# Thread: Problem of diagonal matrix..

1. ## Problem of diagonal matrix..

i found the diagonal matrix =

$\displaystyle D = \left(\begin{array}{ccc}0&0&0\\0&1&0\\0&0&1\end{ar ray}\right)$
but i dont know how to find X^2= A......

2. Originally Posted by kin

i found the diagonal matrix =

$\displaystyle D = \left(\begin{array}{ccc}0&0&0\\0&1&0\\0&0&1\end{ar ray}\right)$
but i dont know how to find X^2= A......
Dear kin,

Can you tell me what you obtained for matrix P? Then I shall try to help you.

3. Originally Posted by Sudharaka
Dear kin,

Can you tell me what you obtained for matrix P? Then I shall try to help you.

i find
$\displaystyle P= \left(\begin{array}{ccc}-2/3&2&-1\\1/3&1&0\\1&0&1\end{array}\right)$

$\displaystyle P^-1= \left(\begin{array}{ccc}-3&6&-3\\1&-1&1\\3&-6&4\end{array}\right)$

4. For any invertible matrix P, define U by $\displaystyle U= P^{-1}XP$. Then $\displaystyle X= PUP^{-1}$ so $\displaystyle X^2= (PUP^{-1})(PUP^{-1})= PU^2P^{-1}$. Now if also $\displaystyle X^2= A$, $\displaystyle A= PU^2P^{-1}$ and $\displaystyle P^{-1}AP= U^2$.

If P is such that $\displaystyle P^{-1}AP= D$, a diagonal matrix, the $\displaystyle D= U^2$ and so U is also a diagonal matrix having entries equal to the square roots of the diagonal elements of D. That is, with $\displaystyle D= \begin{pmatrix}0 & 0 & 0 \\ 0 & 1 & 0 \\ 0 & 0 & 1\end{pmatrix}$, U is also $\displaystyle \begin{pmatrix}0 & 0 & 0 \\ 0 & 1 & 0 \\ 0 & 0 & 1\end{pmatrix}$ and, as before, $\displaystyle X= PUP^{-1}$.

5. Originally Posted by HallsofIvy
For any invertible matrix P, define U by $\displaystyle U= P^{-1}XP$. Then $\displaystyle X= PUP^{-1}$ so $\displaystyle X^2= (PUP^{-1})(PUP^{-1})= PU^2P^{-1}$. Now if also $\displaystyle X^2= A$, $\displaystyle A= PU^2P^{-1}$ and $\displaystyle P^{-1}AP= U^2$.

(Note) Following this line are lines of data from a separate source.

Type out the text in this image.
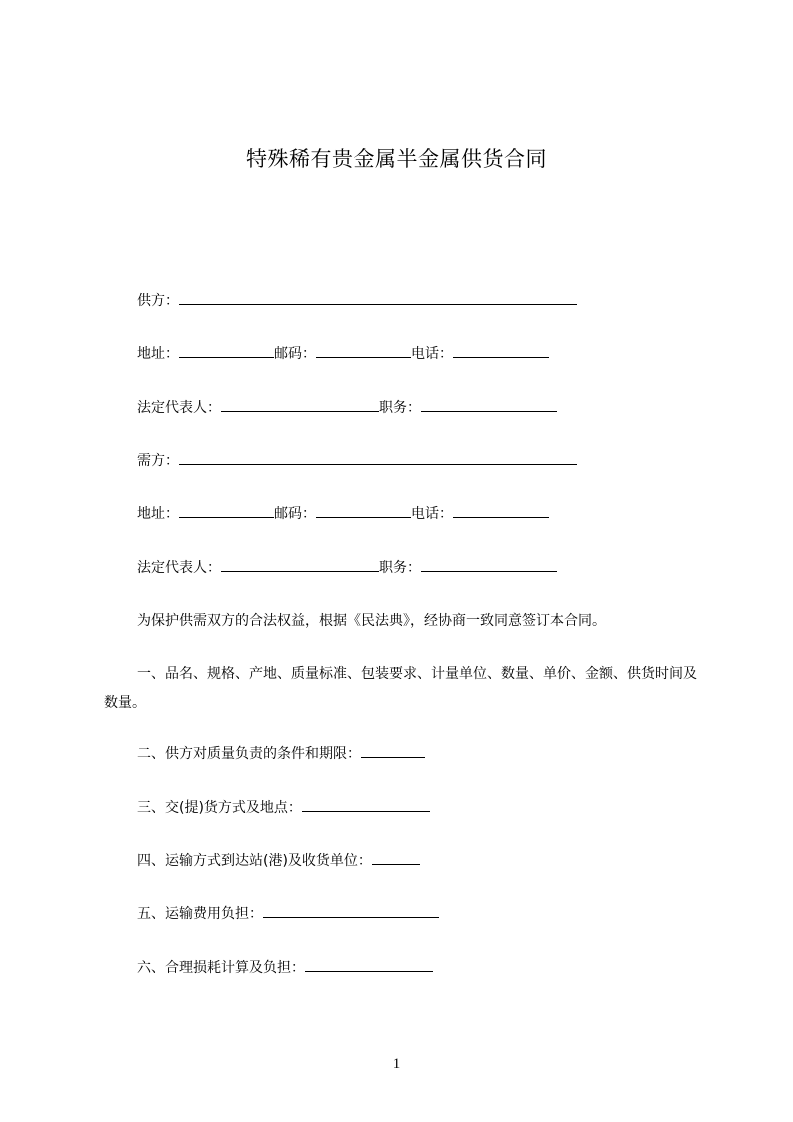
特殊稀有贵金属半金属供货合同
供方：
地址：	邮码：	电话：
法定代表人：	职务：
需方：
地址：	邮码：	电话：
法定代表人：	职务：
为保护供需双方的合法权益，根据《民法典》，经协商一致同意签订本合同。
一、品名、规格、产地、质量标准、包装要求、计量单位、数量、单价、金额、供货时间及数量。
二、供方对质量负责的条件和期限：
三、交(提)货方式及地点：
四、运输方式到达站(港)及收货单位：
五、运输费用负担：
六、合理损耗计算及负担：
1
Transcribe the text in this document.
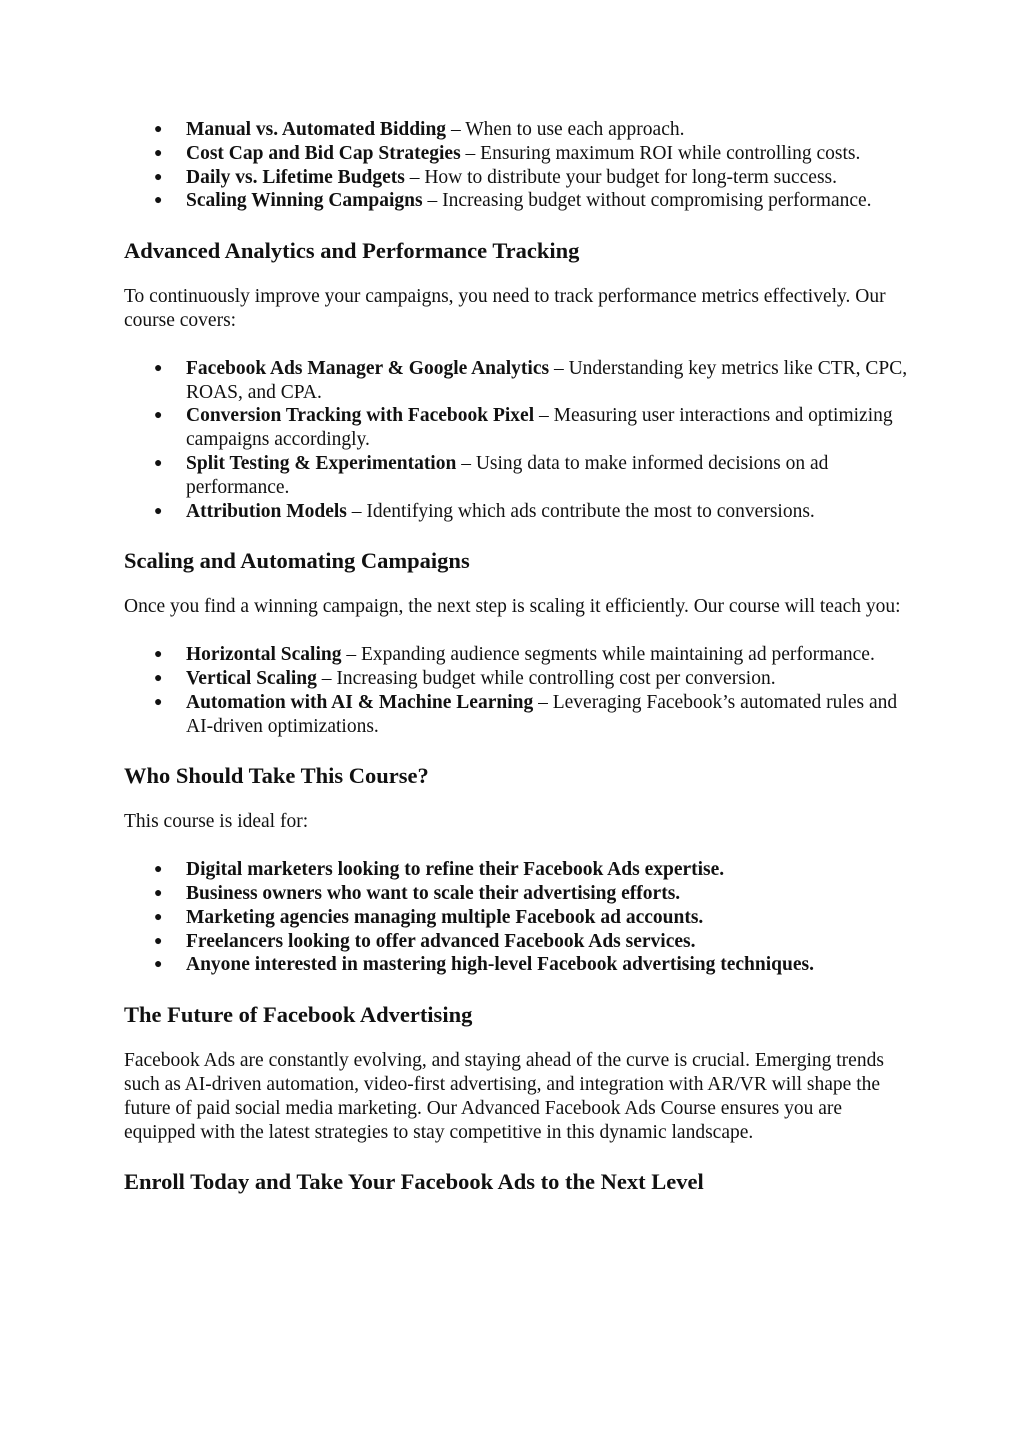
● Manual vs. Automated Bidding – When to use each approach.
● Cost Cap and Bid Cap Strategies – Ensuring maximum ROI while controlling costs.
● Daily vs. Lifetime Budgets – How to distribute your budget for long-term success.
● Scaling Winning Campaigns – Increasing budget without compromising performance.
Advanced Analytics and Performance Tracking

To continuously improve your campaigns, you need to track performance metrics effectively. Our course covers:

● Facebook Ads Manager & Google Analytics – Understanding key metrics like CTR, CPC, ROAS, and CPA.
● Conversion Tracking with Facebook Pixel – Measuring user interactions and optimizing campaigns accordingly.
● Split Testing & Experimentation – Using data to make informed decisions on ad performance.
● Attribution Models – Identifying which ads contribute the most to conversions.
Scaling and Automating Campaigns

Once you find a winning campaign, the next step is scaling it efficiently. Our course will teach you:

● Horizontal Scaling – Expanding audience segments while maintaining ad performance.
● Vertical Scaling – Increasing budget while controlling cost per conversion.
● Automation with AI & Machine Learning – Leveraging Facebook’s automated rules and AI-driven optimizations.
Who Should Take This Course?

This course is ideal for:

● Digital marketers looking to refine their Facebook Ads expertise.
● Business owners who want to scale their advertising efforts.
● Marketing agencies managing multiple Facebook ad accounts.
● Freelancers looking to offer advanced Facebook Ads services.
● Anyone interested in mastering high-level Facebook advertising techniques.
The Future of Facebook Advertising

Facebook Ads are constantly evolving, and staying ahead of the curve is crucial. Emerging trends such as AI-driven automation, video-first advertising, and integration with AR/VR will shape the future of paid social media marketing. Our Advanced Facebook Ads Course ensures you are equipped with the latest strategies to stay competitive in this dynamic landscape.

Enroll Today and Take Your Facebook Ads to the Next Level
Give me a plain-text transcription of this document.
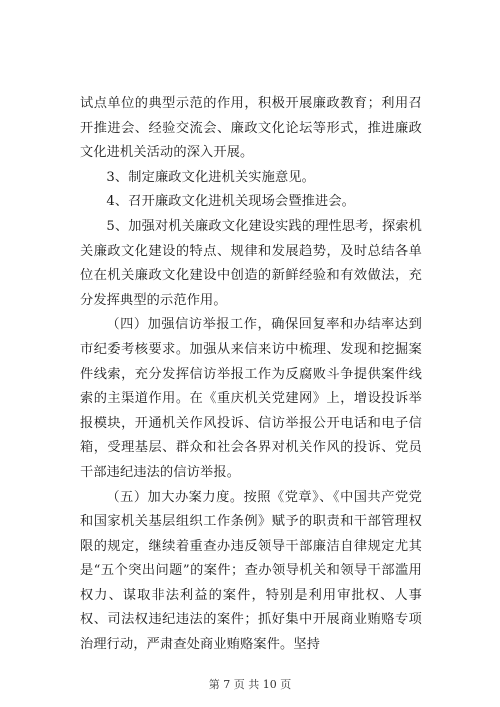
试点单位的典型示范的作用，积极开展廉政教育；利用召开推进会、经验交流会、廉政文化论坛等形式，推进廉政文化进机关活动的深入开展。

3、制定廉政文化进机关实施意见。

4、召开廉政文化进机关现场会暨推进会。

5、加强对机关廉政文化建设实践的理性思考，探索机关廉政文化建设的特点、规律和发展趋势，及时总结各单位在机关廉政文化建设中创造的新鲜经验和有效做法，充分发挥典型的示范作用。

（四）加强信访举报工作，确保回复率和办结率达到市纪委考核要求。加强从来信来访中梳理、发现和挖掘案件线索，充分发挥信访举报工作为反腐败斗争提供案件线索的主渠道作用。在《重庆机关党建网》上，增设投诉举报模块，开通机关作风投诉、信访举报公开电话和电子信箱，受理基层、群众和社会各界对机关作风的投诉、党员干部违纪违法的信访举报。

（五）加大办案力度。按照《党章》、《中国共产党党和国家机关基层组织工作条例》赋予的职责和干部管理权限的规定，继续着重查办违反领导干部廉洁自律规定尤其是“五个突出问题”的案件；查办领导机关和领导干部滥用权力、谋取非法利益的案件，特别是利用审批权、人事权、司法权违纪违法的案件；抓好集中开展商业贿赂专项治理行动，严肃查处商业贿赂案件。坚持

第 7 页 共 10 页
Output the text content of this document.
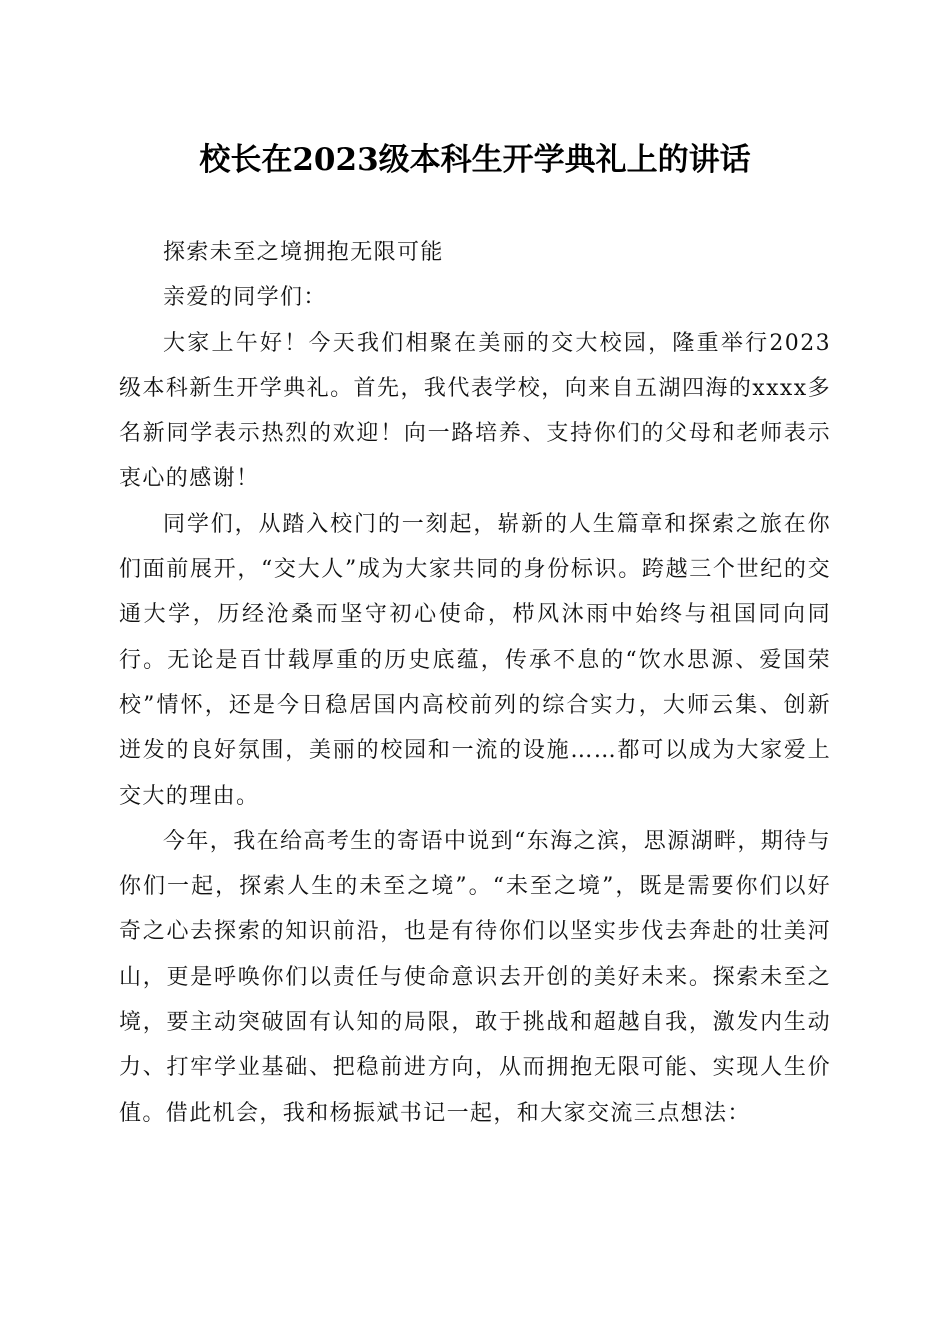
校长在2023级本科生开学典礼上的讲话

探索未至之境拥抱无限可能

亲爱的同学们：

大家上午好！今天我们相聚在美丽的交大校园，隆重举行2023级本科新生开学典礼。首先，我代表学校，向来自五湖四海的xxxx多名新同学表示热烈的欢迎！向一路培养、支持你们的父母和老师表示衷心的感谢！

同学们，从踏入校门的一刻起，崭新的人生篇章和探索之旅在你们面前展开，“交大人”成为大家共同的身份标识。跨越三个世纪的交通大学，历经沧桑而坚守初心使命，栉风沐雨中始终与祖国同向同行。无论是百廿载厚重的历史底蕴，传承不息的“饮水思源、爱国荣校”情怀，还是今日稳居国内高校前列的综合实力，大师云集、创新迸发的良好氛围，美丽的校园和一流的设施……都可以成为大家爱上交大的理由。

今年，我在给高考生的寄语中说到“东海之滨，思源湖畔，期待与你们一起，探索人生的未至之境”。“未至之境”，既是需要你们以好奇之心去探索的知识前沿，也是有待你们以坚实步伐去奔赴的壮美河山，更是呼唤你们以责任与使命意识去开创的美好未来。探索未至之境，要主动突破固有认知的局限，敢于挑战和超越自我，激发内生动力、打牢学业基础、把稳前进方向，从而拥抱无限可能、实现人生价值。借此机会，我和杨振斌书记一起，和大家交流三点想法：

If P is such that $\displaystyle P^{-1}AP= D$, a diagonal matrix, the $\displaystyle D= U^2$ and so U is also a diagonal matrix having entries equal to the square roots of the diagonal elements of D. That is, with $\displaystyle D= \begin{pmatrix}0 & 0 & 0 \\ 0 & 1 & 0 \\ 0 & 0 & 1\end{pmatrix}$, U is also $\displaystyle \begin{pmatrix}0 & 0 & 0 \\ 0 & 1 & 0 \\ 0 & 0 & 1\end{pmatrix}$ and, as before, $\displaystyle X= PUP^{-1}$.
actually $\displaystyle X= PUP^{-1}$ =$\displaystyle A= PDP^{-1}$...!!!!!!!!!!!!!

by the definition of X, X should not = +A/ - A......!!!!